Вода. Теплая, морская. Неподалеку есть еще несколько тоннелей, только что толку… От ЭТОГО – волн безумного страха – не скроешься. От смерти не спрячешься. – Я думал, ты продержишься дольше, – сказал он с легким разочарованием. Пока еще издалека. Нас разделяло шагов сорок, но мы уже видели друг друга. Я задыхался, прилипнув к стене. Нэйш выглядел свеженьким, будто прогулялся перед завтраком. – Могу тебе предоставить выбор – как, – сказал он, и уголки губ чуть приподнялись. – Не беспокойся, боли не будет. Быстро и безболезненно, я этому учил Кани, твоя дочь оказалась очень способной. Кани. Алое пятно волос снова замаячило перед глазами, потом волосы отбросил ветер, прояснилось лицо. Кани Гроски, в замужестве Аскания Тербенно. Она еще возмущалась пару месяцев назад, что ее дочка родилась мелкой и красной, «Нет, совсем как Десми, когда он возмущенный, только она еще и орет». Девочку назвали Эффи – мою внучку. Роды принимала Аманда – и первую колыбельную пела Аманда, подобрав черные волосы, переплетя их праздничными алыми лентами, баюкая малышку на руках.
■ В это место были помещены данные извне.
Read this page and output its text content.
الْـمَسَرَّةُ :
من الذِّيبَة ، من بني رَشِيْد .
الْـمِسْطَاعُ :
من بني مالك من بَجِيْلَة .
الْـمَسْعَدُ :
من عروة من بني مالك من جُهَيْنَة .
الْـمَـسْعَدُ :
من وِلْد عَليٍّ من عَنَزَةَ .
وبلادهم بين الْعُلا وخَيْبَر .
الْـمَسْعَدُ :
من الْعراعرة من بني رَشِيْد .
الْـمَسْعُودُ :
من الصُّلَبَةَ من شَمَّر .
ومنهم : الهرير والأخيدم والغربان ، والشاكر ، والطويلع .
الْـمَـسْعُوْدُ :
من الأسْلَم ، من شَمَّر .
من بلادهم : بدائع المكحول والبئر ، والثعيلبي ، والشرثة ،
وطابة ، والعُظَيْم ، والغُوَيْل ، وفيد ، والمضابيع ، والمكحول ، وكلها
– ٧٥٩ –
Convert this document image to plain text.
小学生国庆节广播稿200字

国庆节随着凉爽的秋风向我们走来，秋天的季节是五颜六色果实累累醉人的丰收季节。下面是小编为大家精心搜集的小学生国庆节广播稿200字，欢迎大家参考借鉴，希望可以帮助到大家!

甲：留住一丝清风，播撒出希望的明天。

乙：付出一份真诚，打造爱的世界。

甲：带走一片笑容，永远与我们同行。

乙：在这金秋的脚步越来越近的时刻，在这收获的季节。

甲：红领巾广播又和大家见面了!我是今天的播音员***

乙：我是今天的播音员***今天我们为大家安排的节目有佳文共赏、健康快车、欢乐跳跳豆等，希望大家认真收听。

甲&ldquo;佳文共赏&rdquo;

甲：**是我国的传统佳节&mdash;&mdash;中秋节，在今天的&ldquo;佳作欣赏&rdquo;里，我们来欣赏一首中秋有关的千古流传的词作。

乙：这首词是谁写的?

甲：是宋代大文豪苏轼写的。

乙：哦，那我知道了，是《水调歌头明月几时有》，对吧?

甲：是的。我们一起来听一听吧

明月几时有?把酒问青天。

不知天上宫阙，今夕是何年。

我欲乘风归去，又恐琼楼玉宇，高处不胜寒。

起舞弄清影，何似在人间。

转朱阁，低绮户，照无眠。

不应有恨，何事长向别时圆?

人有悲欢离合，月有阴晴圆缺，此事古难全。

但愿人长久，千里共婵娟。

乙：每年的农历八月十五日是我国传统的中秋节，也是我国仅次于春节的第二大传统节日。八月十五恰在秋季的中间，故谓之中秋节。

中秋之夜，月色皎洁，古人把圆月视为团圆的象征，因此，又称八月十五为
Я заслушался тогда песней, залюбовался улыбкой Аманды и спящей девчушкой – и подумал, что ничего больше-то и не надо. Только комната, где звенит песня и нет места страху. – Ничего не скажешь напоследок? – осведомился Нэйш, неторопливо шествуя ко мне. – Я мог бы отписать ей. Или передать лично – как лучше? Ничего, я передам лично сам. Всем. Как только прихлопну чертову крысу и все-таки выберусь.
Слабость ушла. Теперь только угадать момент. Определить направление рывка... Понять, что делать.
Глядя в лицо моей приближающейся смерти.
Неспешно – неспешно приближающейся, потому что какая тут спешка, когда жертва прижимается спиной к стене, парализована ужасом, неспособна действовать…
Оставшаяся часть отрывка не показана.